Once upon a time, when Germanic tribes like the Cananefates were trying to survive in these coastal marshes and dunes, when the Romans were cursing that they had been sent out here to these chilly and wet borders of their great empire, when the coastline was continually moving inwards and outwards, when the sea and the rivers were freakishly invading this delta, when nature was a capricious merciless force that no one could manage, there was a Roman general called Gnaeus Domitius Corbulo who ordered the construction of a canal between the Meuse in the south and the Rhine in the north. It was the year 47 CE.
Why did this general (his huge statue can be admired in Voorburg) wish for such a time and energy consuming project? Was he afraid that his soldiers might get bored in this boring environment? No, he had this GRACHT (canal) dug because it was safer to transport cargo via a canal than over sea. In those days Voorburg was called Municipium Aelium Cananefatium (the capital of the Cananefates) and later it changed its name to Forum Hadriani.

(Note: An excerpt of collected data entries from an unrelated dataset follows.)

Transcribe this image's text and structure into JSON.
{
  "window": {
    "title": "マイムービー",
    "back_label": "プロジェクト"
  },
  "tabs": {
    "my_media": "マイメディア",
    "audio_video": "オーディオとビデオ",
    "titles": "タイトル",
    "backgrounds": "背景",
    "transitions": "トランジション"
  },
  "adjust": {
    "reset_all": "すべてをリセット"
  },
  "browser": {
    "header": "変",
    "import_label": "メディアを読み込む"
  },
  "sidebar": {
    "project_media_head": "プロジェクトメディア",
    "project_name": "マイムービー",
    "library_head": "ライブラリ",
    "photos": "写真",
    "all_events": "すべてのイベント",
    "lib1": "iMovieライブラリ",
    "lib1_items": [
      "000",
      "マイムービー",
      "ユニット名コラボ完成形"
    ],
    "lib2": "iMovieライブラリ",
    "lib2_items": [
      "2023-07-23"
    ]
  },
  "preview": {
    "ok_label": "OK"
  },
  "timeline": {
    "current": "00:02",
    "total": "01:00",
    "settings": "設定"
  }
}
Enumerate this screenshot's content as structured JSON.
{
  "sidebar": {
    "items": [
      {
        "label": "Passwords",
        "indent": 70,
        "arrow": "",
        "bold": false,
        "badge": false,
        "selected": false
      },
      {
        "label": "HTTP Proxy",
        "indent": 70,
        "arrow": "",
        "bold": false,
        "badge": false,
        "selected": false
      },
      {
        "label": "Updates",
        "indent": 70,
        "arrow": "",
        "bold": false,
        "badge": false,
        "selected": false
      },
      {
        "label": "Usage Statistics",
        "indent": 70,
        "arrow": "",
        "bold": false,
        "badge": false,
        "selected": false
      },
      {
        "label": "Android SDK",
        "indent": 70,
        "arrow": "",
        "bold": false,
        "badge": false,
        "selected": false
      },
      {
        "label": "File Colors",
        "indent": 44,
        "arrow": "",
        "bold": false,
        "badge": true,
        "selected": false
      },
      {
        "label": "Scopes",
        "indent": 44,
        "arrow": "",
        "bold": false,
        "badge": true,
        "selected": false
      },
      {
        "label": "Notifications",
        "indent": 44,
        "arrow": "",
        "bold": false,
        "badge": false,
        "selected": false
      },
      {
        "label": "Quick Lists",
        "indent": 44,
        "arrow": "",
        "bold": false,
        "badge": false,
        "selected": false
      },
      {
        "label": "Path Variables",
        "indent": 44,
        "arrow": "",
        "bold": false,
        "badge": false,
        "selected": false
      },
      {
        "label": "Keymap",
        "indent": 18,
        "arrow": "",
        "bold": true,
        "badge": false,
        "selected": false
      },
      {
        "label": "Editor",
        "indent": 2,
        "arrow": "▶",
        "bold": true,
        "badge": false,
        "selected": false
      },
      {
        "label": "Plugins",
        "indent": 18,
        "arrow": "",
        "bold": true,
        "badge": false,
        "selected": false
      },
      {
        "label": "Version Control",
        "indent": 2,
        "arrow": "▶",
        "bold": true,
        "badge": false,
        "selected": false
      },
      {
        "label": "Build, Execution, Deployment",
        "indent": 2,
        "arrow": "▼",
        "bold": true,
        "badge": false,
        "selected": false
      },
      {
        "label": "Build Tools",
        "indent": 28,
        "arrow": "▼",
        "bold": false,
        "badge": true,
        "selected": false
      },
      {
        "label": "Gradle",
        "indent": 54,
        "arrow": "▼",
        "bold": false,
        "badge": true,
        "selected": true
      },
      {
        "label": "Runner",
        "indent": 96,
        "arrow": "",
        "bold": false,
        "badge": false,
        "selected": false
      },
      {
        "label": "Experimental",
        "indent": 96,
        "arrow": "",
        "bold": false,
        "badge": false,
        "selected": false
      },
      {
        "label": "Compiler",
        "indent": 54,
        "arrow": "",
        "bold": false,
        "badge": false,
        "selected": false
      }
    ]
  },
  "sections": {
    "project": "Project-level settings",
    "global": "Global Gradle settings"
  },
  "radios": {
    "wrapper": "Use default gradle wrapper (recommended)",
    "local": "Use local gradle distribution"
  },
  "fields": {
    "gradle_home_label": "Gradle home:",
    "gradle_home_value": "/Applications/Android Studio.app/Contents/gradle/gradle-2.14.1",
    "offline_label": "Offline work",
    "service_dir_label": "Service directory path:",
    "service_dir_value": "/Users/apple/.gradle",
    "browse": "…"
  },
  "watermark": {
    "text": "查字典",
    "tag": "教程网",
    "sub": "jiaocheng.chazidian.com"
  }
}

The GRACHT van Corbulo (The Fossa Corbulonis) remained in use up to about 275 when the Romans had enough of the area and returned to warmer climates. In 1989 traces of the old canal were discovered in the Rietvink area of Leidschendam and a small part of the old canal was reconstructed together with a Roman-style bridge (see photo). Would you like to see it in reality? Here it is:
About a thousand years later the Dutch copied the Roman idea and dug another GRACHT between the Meuse and the Rhine not far from where the original canal was. This canal is still there and it is officially called the RIJN-SCHIEKANAAL. The various parts have the following names travelling from Rotterdam-Overschie to Leiden: de Delftse Schie, de Delftsche Vliet, de Trekvliet en de Vliet.
There are wonderful cycle paths along the canal. A trip from Delft to Leiden will take about an hour and a half, but you’ll not regret it.
Of course you know the word GRACHT, canal. It is one of the first words that tourists learn when travelling through the country. But you would not associate it with a canal like the VLIET, I am sure. GRACHT reminds you of the GRACHTEN in Amsterdam, Leiden or Delft. The Hague also has its fair share of lovely GRACHTEN. This year Amsterdam celebrates its 400th anniversary of its Canal District (Grachtengordel). The picturesque seventeenth-century canals were added to the UNESCO World Heritage List in 2010.
The GRACHTEN in The Hague were also constructed in the 17th century. Most of them were filled in in the 19th century because they had been used as sewers and were therefore very dirty and smelly.
The ancient city of Delft thanks its name to the fact that a GRACHT was dug there in the Middle Ages. The name DELFT used to be DELF, which is a form of the verb DELVEN (to dig, to delve).
GRACHT used to be ‘graft’ in the MIddle Ages which like ‘delft’ was a form of the verb GRAVEN (to dig).